Laws to prevent prescription abuse have come into place over time, but keep in mind that just about any drug can be dangerous if used improperly. Here is a timeline of some of the biggest prescription drug headlines from the early 20th century to present day.
- 1898 – Heroin is introduced. Interestingly, it wasn’t thought to be addicting at first. That turned out to be a mistake. It wasn’t long before health professionals, legislatures and the public called for its ban.
- 1914 – The Harrison Act comes into effect. It used IRS taxes on the sale and purchasing of narcotics to control abuse. The Treasury Department assigned the first narcotic agents to support and enforce the Act.(Enforcement of the act led to international drug smuggling in the 1920s.)
- 1928 – Alcohol Prohibition: Doctors were able to write special prescriptions for alcohol, but prescriptions were often abused. Most of the alcohol wasn’t used for medical reasons, which led to a huge diversion in prescription medicine practices.
- 1950 – In Alberty Food Products Co. vs. U.S., the United States Court of Appeals ruled the directions for use on a drug label must always include the drug’s purpose.
- 1962 – Thalidomide, a widely-used sleeping pill, causes severe birth defects of the arms and legs in thousands of babies born in Western Europe. Reports of the birth defects raised public support for more stringent drug laws.
- 1966 – The Fair Packaging and Labeling Act passes. It requires that all consumer products must have honest labeling about contents and side effects.
- 1970 – The first patient package insert (required by the FDA) is issued. It requires that all medicines must come with patient targeted information about the risks and benefits of the medication.

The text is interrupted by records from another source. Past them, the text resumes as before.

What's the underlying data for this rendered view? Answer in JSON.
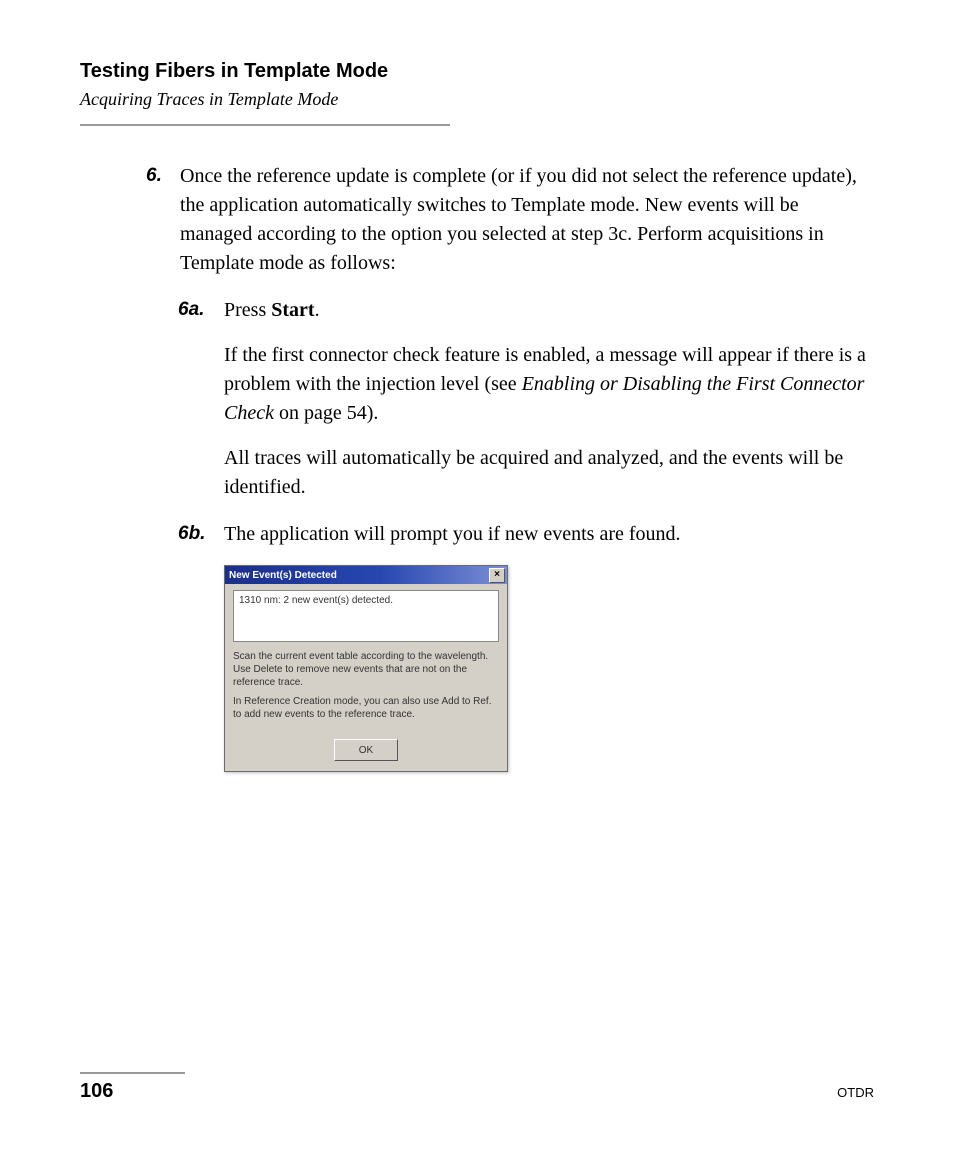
{
  "header": {
    "chapter": "Testing Fibers in Template Mode",
    "section": "Acquiring Traces in Template Mode"
  },
  "step6": {
    "num": "6.",
    "text": "Once the reference update is complete (or if you did not select the reference update), the application automatically switches to Template mode. New events will be managed according to the option you selected at step 3c. Perform acquisitions in Template mode as follows:"
  },
  "step6a": {
    "num": "6a.",
    "line1_pre": "Press ",
    "line1_strong": "Start",
    "line1_post": ".",
    "para2_pre": "If the first connector check feature is enabled, a message will appear if there is a problem with the injection level (see ",
    "para2_em": "Enabling or Disabling the First Connector Check",
    "para2_post": " on page 54).",
    "para3": "All traces will automatically be acquired and analyzed, and the events will be identified."
  },
  "step6b": {
    "num": "6b.",
    "text": "The application will prompt you if new events are found."
  },
  "dialog": {
    "title": "New Event(s) Detected",
    "close_glyph": "×",
    "detected_line": "1310 nm: 2 new event(s) detected.",
    "msg1": "Scan the current event table according to the wavelength. Use Delete to remove new events that are not on the reference trace.",
    "msg2": "In Reference Creation mode, you can also use Add to Ref. to add new events to the reference trace.",
    "ok": "OK"
  },
  "footer": {
    "page": "106",
    "doc": "OTDR"
  }
}
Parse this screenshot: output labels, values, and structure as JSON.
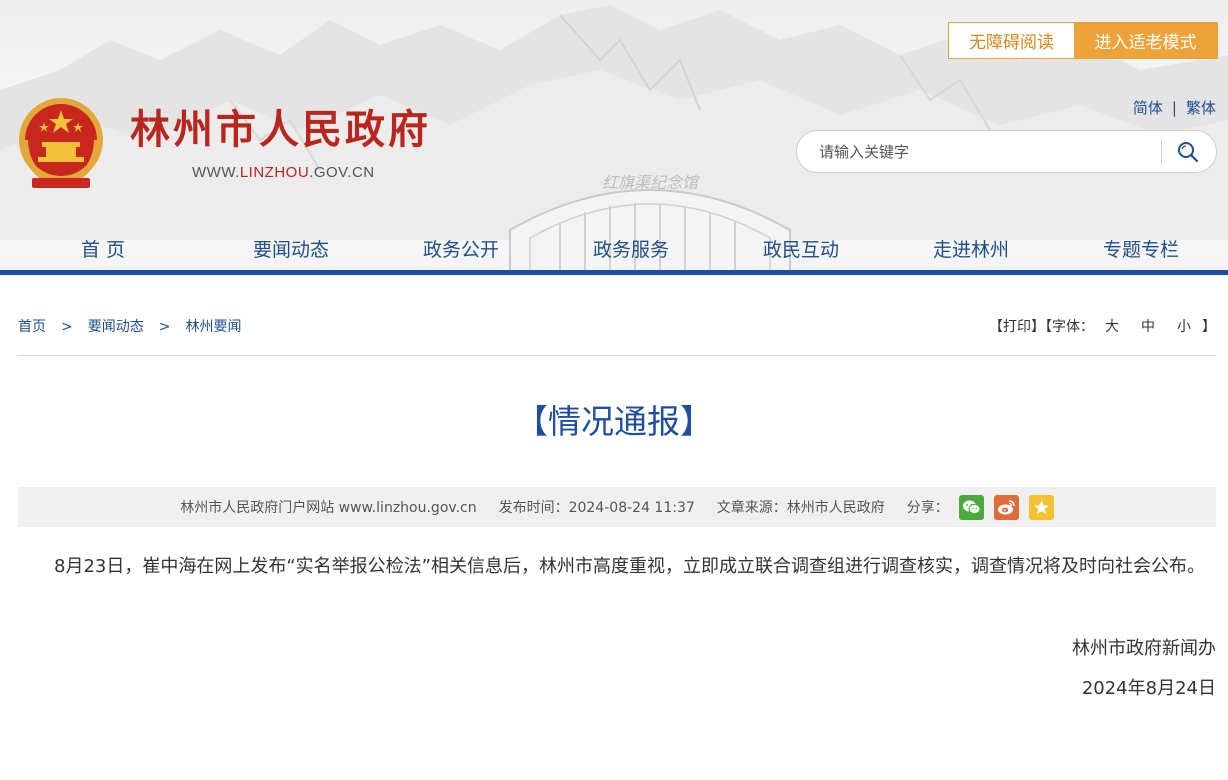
{
  "header": {
    "site_title": "林州市人民政府",
    "site_url_prefix": "WWW.",
    "site_url_highlight": "LINZHOU",
    "site_url_suffix": ".GOV.CN",
    "accessible_label": "无障碍阅读",
    "elder_mode_label": "进入适老模式",
    "lang_simplified": "简体",
    "lang_separator": "|",
    "lang_traditional": "繁体",
    "search_placeholder": "请输入关键字",
    "building_sign": "红旗渠纪念馆"
  },
  "nav": {
    "items": [
      "首  页",
      "要闻动态",
      "政务公开",
      "政务服务",
      "政民互动",
      "走进林州",
      "专题专栏"
    ]
  },
  "breadcrumb": {
    "home": "首页",
    "level1": "要闻动态",
    "level2": "林州要闻",
    "separator": ">"
  },
  "tools": {
    "print_label": "【打印】",
    "font_prefix": "【字体：",
    "font_large": "大",
    "font_medium": "中",
    "font_small": "小",
    "font_suffix": "】"
  },
  "article": {
    "title": "【情况通报】",
    "meta_site": "林州市人民政府门户网站 www.linzhou.gov.cn",
    "meta_publish": "发布时间：2024-08-24 11:37",
    "meta_source": "文章来源：林州市人民政府",
    "meta_share": "分享：",
    "body": "8月23日，崔中海在网上发布“实名举报公检法”相关信息后，林州市高度重视，立即成立联合调查组进行调查核实，调查情况将及时向社会公布。",
    "signature": "林州市政府新闻办",
    "date": "2024年8月24日"
  },
  "colors": {
    "brand_red": "#b8261d",
    "nav_blue": "#1f4e8c",
    "title_blue": "#1f4ea0",
    "accent_orange": "#eea33a"
  },
  "icons": {
    "emblem": "national-emblem-icon",
    "search": "search-icon",
    "share": [
      "wechat-icon",
      "weibo-icon",
      "favorite-star-icon"
    ]
  }
}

- 1982 – The FDA issues Tamper-resistant Packaging Regulations in efforts of preventing poisonings and deaths, such as those from cyanide placed in Tylenol capsules. Congress passes the Federal Anti-Tampering Act the following year, making it a crime to tamper with packaged consumer products.
- 1995 – The FDA declares cigarettes to be “drug delivery devices.” This places limits and restrictions on marketing to young people in an effort to reduce smoking.
- 2000 – The U. S. Supreme Court rules that the FDA does not have authority to regulate tobacco as a drug.
In the mid-1990s, the number of reports of prescription substance abuse and overdosing began to rise dramatically. The situation is still a major crisis in the United States today. However, these days, doctors are much less willing to prescribe prescription pain killers due to malpractice implications, and the safety of the general public.